**Project 3: Web APIs & Classification Part 1 - Data Extracting**

# Problem statement

Using data obtained from webscraping, to train a classifier to predict which subreddit a given post came from.

I will be scraping data from www.reddit.com. 2 subreddit will be selected and 1000 posts(each) will be scraped. The data from the post will then be fed to classifier models for training and to used to predict the subreddit which the testing post is from.

In [1]:
import requests
import random
import time
from bs4 import BeautifulSoup
import pandas as pd
from scrapy.selector import Selector
from scrapy.http import HtmlResponse

# Data Collection / Web Scaping

Selected subreddits are Parenting and Childfree.<br>
<br>
Parenting subreddit discusses mainly on the issues pertaining to raising a child. Childfree mainly discusses events that prompts people not to have child. These 2 subreddit shares many similar words but the context is different. Target to scape 1000 posts from each subreddit. These will be further split into training and testing data.

## Parenting subreddit

Adding new.json ensures we will not have issues to scape 1000 posts. 

In [2]:
url = 'https://www.reddit.com/r/Parenting/new.json'
response = requests.get(url,headers={'User-agent': 'Pony Inc 1.0'}) # user-agent is required as reddit had blocked python webscaping.
response

<Response [200]>

200 code represents the link is working and connection is through.

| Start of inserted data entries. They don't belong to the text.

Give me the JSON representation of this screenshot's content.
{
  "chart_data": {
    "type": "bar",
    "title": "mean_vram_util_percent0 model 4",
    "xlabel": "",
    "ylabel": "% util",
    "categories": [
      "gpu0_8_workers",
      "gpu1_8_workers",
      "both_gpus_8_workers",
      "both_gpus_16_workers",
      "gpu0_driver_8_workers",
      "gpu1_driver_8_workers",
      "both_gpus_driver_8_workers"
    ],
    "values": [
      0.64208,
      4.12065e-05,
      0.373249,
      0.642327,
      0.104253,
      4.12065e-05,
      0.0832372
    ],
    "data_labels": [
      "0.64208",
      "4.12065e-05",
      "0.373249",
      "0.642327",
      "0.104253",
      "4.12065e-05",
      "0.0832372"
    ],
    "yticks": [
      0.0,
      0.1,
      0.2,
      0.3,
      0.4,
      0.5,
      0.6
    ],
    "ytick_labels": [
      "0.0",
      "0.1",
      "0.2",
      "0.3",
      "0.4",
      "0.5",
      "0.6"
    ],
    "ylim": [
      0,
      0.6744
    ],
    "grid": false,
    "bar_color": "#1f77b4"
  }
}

Feel the data to a dictionary. With the dictionary, we can further dive in to self the title and post content.

In [3]:
reddit_parenting_dict = response.json() 

In [4]:
reddit_parenting_dict.keys()

dict_keys(['kind', 'data'])

In [5]:
reddit_parenting_dict['data'].keys()

dict_keys(['modhash', 'dist', 'children', 'after', 'before'])

In [6]:
reddit_parenting_dict['data']['children'][0]['data']['title']

"My 5yo son wants to wear skirts - I don't mind but I had a few questions"

In [7]:
reddit_parenting_dict['data']['children'][0]['data']['selftext']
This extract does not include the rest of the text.